To the sporty, curious, poignant Irish-Jewish cherub in the City of Angels (and the author of this blog’s title):  Because your parents have suffered enough to fulfill your own life’s quota, may it never get in the way of your possibilities.  May you never lose the insatiable need to repeat a question, or to touch another woman’s skin just to understand what it’s like to be in it.  NEVER apologize for your art!  As the multitude of imperfect adults guards your life from repeating their mistakes, I shall gladly lead you past my own.  I’ll tell you the tales of my survival and show that a woman may stand by her failed choices, because overcoming them makes a soul light enough to soar.  So, may you soar, my strong youngster, sometimes in step with me, but mostly ahead.  If ever gravity gets a hold of you, I shall catch you from falling—if you let me.  But this I ask of you regardless (because you shall always remain exceptional, I’m sure)—teach me about the ways I have not seen and the tricks my wings have yet to try.

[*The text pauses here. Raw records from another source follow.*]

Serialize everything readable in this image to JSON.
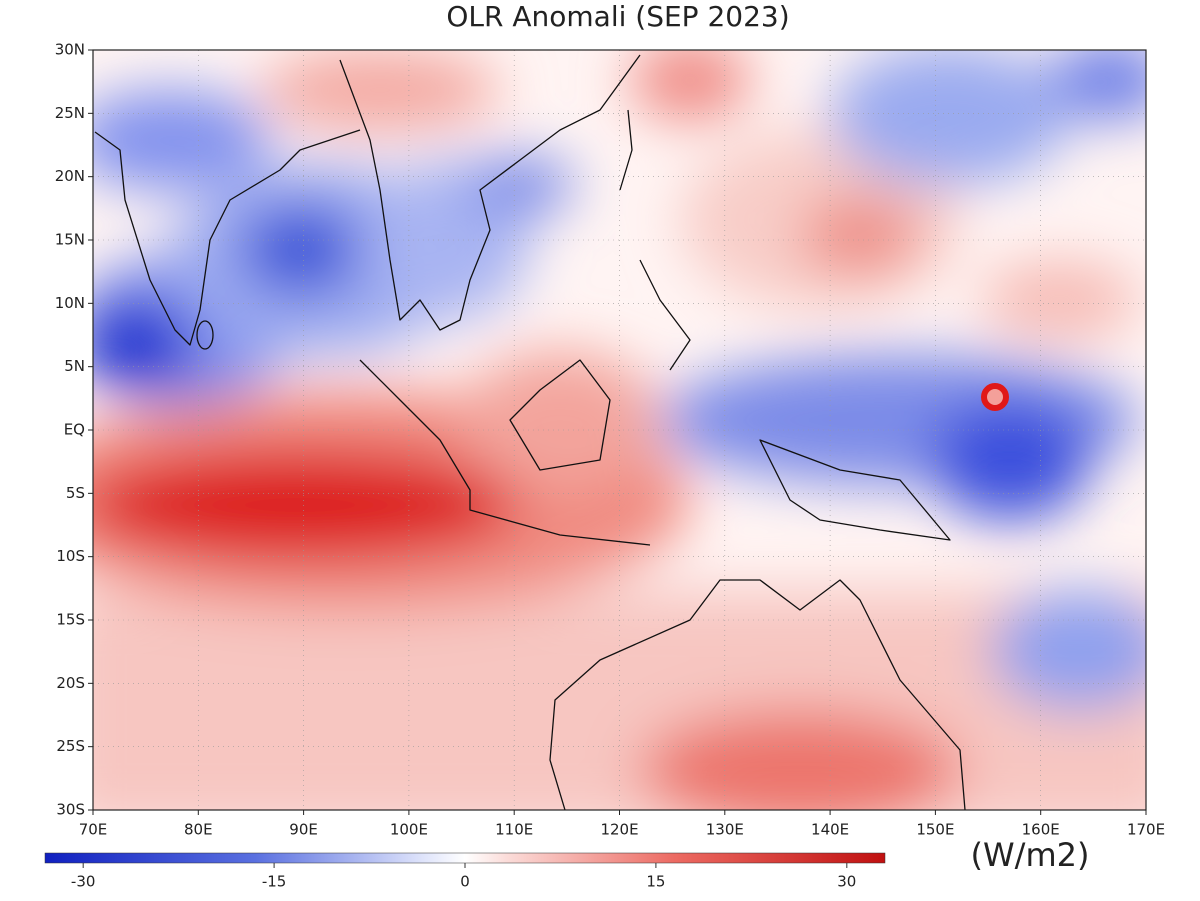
{
  "title": "OLR Anomali (SEP 2023)",
  "lon_axis": {
    "lim": [
      70,
      170
    ],
    "ticks": [
      {
        "value": 70,
        "label": "70E"
      },
      {
        "value": 80,
        "label": "80E"
      },
      {
        "value": 90,
        "label": "90E"
      },
      {
        "value": 100,
        "label": "100E"
      },
      {
        "value": 110,
        "label": "110E"
      },
      {
        "value": 120,
        "label": "120E"
      },
      {
        "value": 130,
        "label": "130E"
      },
      {
        "value": 140,
        "label": "140E"
      },
      {
        "value": 150,
        "label": "150E"
      },
      {
        "value": 160,
        "label": "160E"
      },
      {
        "value": 170,
        "label": "170E"
      }
    ]
  },
  "lat_axis": {
    "lim": [
      -30,
      30
    ],
    "ticks": [
      {
        "value": 30,
        "label": "30N"
      },
      {
        "value": 25,
        "label": "25N"
      },
      {
        "value": 20,
        "label": "20N"
      },
      {
        "value": 15,
        "label": "15N"
      },
      {
        "value": 10,
        "label": "10N"
      },
      {
        "value": 5,
        "label": "5N"
      },
      {
        "value": 0,
        "label": "EQ"
      },
      {
        "value": -5,
        "label": "5S"
      },
      {
        "value": -10,
        "label": "10S"
      },
      {
        "value": -15,
        "label": "15S"
      },
      {
        "value": -20,
        "label": "20S"
      },
      {
        "value": -25,
        "label": "25S"
      },
      {
        "value": -30,
        "label": "30S"
      }
    ]
  },
  "colorbar": {
    "lim": [
      -33,
      33
    ],
    "ticks": [
      -30,
      -15,
      0,
      15,
      30
    ],
    "unit": "(W/m2)"
  }
}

To the tomboy born to a woman of tremendous kindness:  May you always be ahead of your time!  When asked by your teachers, may you tag yourself however, but always understand yourself as “special.”  May you continue to climb, much faster and more capable than your parents.  Upward, my darling heart, always upward; even though gravity may insist otherwise.  Never cry when you fall down, neither in a playground nor in an office full of suits; and always celebrate the pain, for in those very seconds, you learn to shift gears.  May you always outrun and outsmart your own age group and leave me scratching my head with your riddles.